Slow Road to Recovery

For kitchen and bath design professionals, the past 24 months have certainly been a test. Ongoing news reports of foreclosures, rising unemployment rates, decreased consumer confidence and plummeting home prices have created a climate of carefully controlled purse strings, with product shipments down significantly and a great deal of discretionary spending on hold.

As a result, kitchen/bath dealers and designers have seen markedly decreased traffic, fewer leads, longer lead-to-close times, smaller-ticket jobs – often at lower profit margins – and greater competition for customers.

However, there are now some encouraging signs that not only may the worst be over, but that there’s legitimate reason for long-term optimism (see Editorial).

Total housing starts, which descended to historic lows in 2009, are expected to post a modest increase in this year due to a rise in the production of single-family units. While a sustained recovery for housing is expected to accelerate into 2011, as illustrated by the graphic above, the road back to 2006 levels will be long, based on the steepness of the 2007-’09 decline.

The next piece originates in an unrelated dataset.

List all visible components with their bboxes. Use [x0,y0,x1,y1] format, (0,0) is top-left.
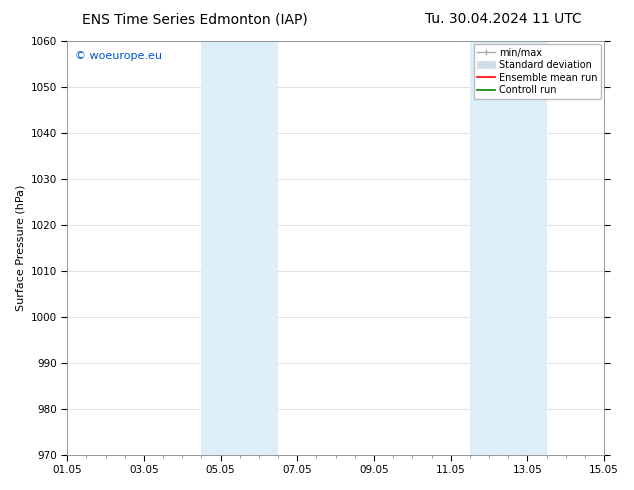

According to Don Sciolaro, CEO of the Hackettstown, NJ-based National Kitchen & Bath Association (NKBA), economic indicators and many top analysts contend “that the recession is over – that most markets already bottomed out and are beginning a slow recovery. So, the question now isn’t whether things will get worse,” he says, “but how quickly they’ll recover.”

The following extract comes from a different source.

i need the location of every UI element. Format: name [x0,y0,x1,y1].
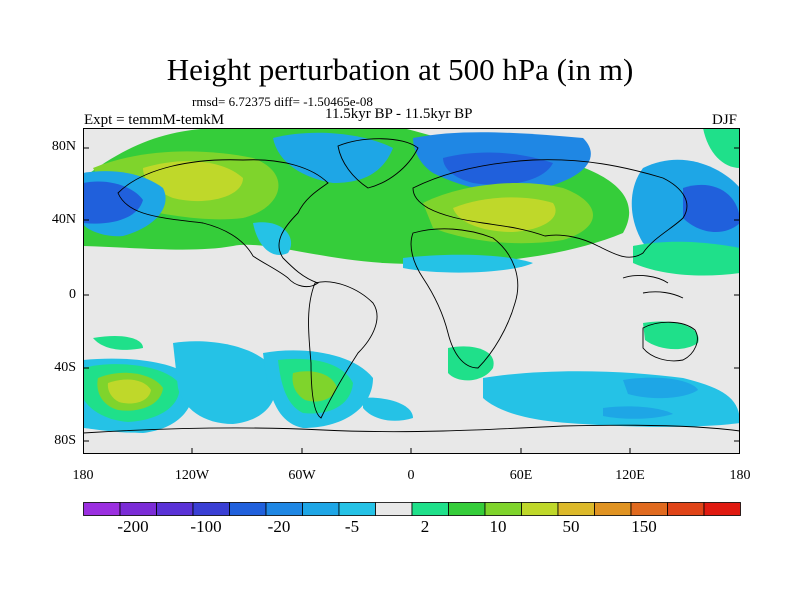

The extension of the $8,000 first-time home buyer tax credit, signed into law recently, is expected to have a substantial stimulative effect on home sales, and should assist the nation’s housing market on the road to recovery, according to the Washington, DC-based National Association of Home Builders.

The home-buyer incentive extension should boost both housing production and home sales in 2010, according to David Crowe, chief economist for the NAHB. Crowe notes that the latest permit patterns indicate that builders “are preparing for the possibility of more favorable housing market conditions in the future.”